There is a function named newStdGen
, which gives one a new std. gen every time it's called. Its implementation uses atomicModifyIORef
and thus is thread-safe.
newStdGen
is better than get/setStdGen not only in terms of thread-safety, but it also guards you from potential single-threaded bugs like this: let rnd = (fst . randomR (1,5)) <$> getStdGen in (==) <$> rnd <*> rnd
.
In addition, if you think about the semantics of newStdGen
vs getStdGen
/setStdGen
, the first ones can be very simple: you just get a new std. gen in a random state, chosen non-deterministically. On the other hand, with the get/set pair you can't abstract away the global program state, which is bad for multiple reasons.
I would suggest you to use getStdGen
only once (in the main thread) and then use the split
function to generate new generators. I would do it like this:
Make an MVar
that contains the generator. Whenever a thread needs a new generator, it takes the current value out of the MVar
, calls split
and puts the new generator back. Due to the functionality of an MVar
, this should be threadsafe.
By itself, getStdGen
and setStdGen
are not thread safe in a certain sense. Suppose the two threads both perform this action:
do ... g <- getStdGen (v, g') <- someRandOperation g setStdGen g'
It is possible for the threads to both run the g <- getStdGen
line before the other thread reaches setStdGen
, therefore they both could get the exact same generator. (Am I wrong?)

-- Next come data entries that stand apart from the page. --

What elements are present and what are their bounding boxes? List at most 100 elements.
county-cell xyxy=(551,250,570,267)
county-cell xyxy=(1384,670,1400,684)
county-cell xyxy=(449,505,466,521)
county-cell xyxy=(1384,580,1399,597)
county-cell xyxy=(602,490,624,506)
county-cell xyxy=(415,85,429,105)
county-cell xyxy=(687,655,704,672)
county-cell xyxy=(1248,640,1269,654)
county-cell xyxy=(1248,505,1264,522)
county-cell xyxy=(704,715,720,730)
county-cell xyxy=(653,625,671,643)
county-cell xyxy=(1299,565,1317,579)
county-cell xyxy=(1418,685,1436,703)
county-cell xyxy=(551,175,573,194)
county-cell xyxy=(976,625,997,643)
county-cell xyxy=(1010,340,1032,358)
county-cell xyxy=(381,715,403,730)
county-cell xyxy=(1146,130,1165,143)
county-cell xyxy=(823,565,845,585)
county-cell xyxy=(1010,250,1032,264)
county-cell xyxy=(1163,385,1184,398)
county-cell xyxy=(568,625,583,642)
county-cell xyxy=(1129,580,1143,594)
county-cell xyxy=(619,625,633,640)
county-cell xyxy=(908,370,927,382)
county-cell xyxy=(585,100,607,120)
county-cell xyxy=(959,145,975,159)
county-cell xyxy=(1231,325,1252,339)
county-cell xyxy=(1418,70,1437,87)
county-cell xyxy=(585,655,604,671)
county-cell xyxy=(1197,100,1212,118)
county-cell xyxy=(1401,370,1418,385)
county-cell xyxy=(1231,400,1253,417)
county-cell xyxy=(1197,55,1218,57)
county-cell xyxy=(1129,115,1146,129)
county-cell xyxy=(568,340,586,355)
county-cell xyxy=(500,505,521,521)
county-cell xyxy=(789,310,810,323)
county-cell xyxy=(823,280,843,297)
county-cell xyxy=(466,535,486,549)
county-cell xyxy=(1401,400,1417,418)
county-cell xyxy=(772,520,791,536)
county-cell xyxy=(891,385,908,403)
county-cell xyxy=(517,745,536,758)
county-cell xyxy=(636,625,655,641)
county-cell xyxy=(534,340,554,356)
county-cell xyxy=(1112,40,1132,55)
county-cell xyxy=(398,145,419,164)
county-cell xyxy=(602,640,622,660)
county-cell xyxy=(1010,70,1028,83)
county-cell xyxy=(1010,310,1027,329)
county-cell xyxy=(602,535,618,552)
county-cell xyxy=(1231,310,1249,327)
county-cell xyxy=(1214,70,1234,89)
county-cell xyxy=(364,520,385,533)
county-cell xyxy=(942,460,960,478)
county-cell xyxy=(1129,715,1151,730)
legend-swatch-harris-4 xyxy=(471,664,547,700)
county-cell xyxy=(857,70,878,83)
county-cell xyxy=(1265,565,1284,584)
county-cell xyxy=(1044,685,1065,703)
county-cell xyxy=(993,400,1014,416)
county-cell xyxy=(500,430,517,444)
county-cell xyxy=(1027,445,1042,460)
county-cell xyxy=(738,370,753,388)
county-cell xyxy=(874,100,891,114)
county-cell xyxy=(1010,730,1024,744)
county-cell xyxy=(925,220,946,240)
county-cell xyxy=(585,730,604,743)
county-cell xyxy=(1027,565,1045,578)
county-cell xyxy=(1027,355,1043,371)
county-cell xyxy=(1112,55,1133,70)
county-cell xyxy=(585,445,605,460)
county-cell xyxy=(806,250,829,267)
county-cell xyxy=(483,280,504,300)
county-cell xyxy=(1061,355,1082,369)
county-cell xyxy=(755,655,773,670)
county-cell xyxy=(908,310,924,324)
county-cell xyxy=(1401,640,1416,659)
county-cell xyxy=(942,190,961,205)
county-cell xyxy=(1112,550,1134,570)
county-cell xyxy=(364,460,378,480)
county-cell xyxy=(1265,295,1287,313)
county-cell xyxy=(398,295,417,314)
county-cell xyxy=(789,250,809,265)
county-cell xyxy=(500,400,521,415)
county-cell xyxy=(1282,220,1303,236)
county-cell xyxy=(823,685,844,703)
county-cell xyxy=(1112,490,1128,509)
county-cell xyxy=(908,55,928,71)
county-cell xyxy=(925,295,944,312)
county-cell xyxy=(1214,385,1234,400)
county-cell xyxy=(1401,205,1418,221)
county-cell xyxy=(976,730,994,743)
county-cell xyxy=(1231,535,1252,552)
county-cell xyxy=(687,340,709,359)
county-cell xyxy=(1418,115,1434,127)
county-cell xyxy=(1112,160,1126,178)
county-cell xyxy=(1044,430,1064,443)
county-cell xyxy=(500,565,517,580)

If they both grab the same version of the generator, and use it in the same function, they will get the same "random" result. So you do need to be a little more careful when dealing with random number generation and multithreading. There are many solutions; one that comes to mind is to have a single dedicated random number generator thread that produces a stream of random numbers which other threads could consume in a thread-safe way. Putting the generator in an MVar, as FUZxxl suggests, is probably the simplest and most straightforward solution.
Of course I would encourage you to inspect your code and make sure it is necessary to generate random numbers in more than one thread.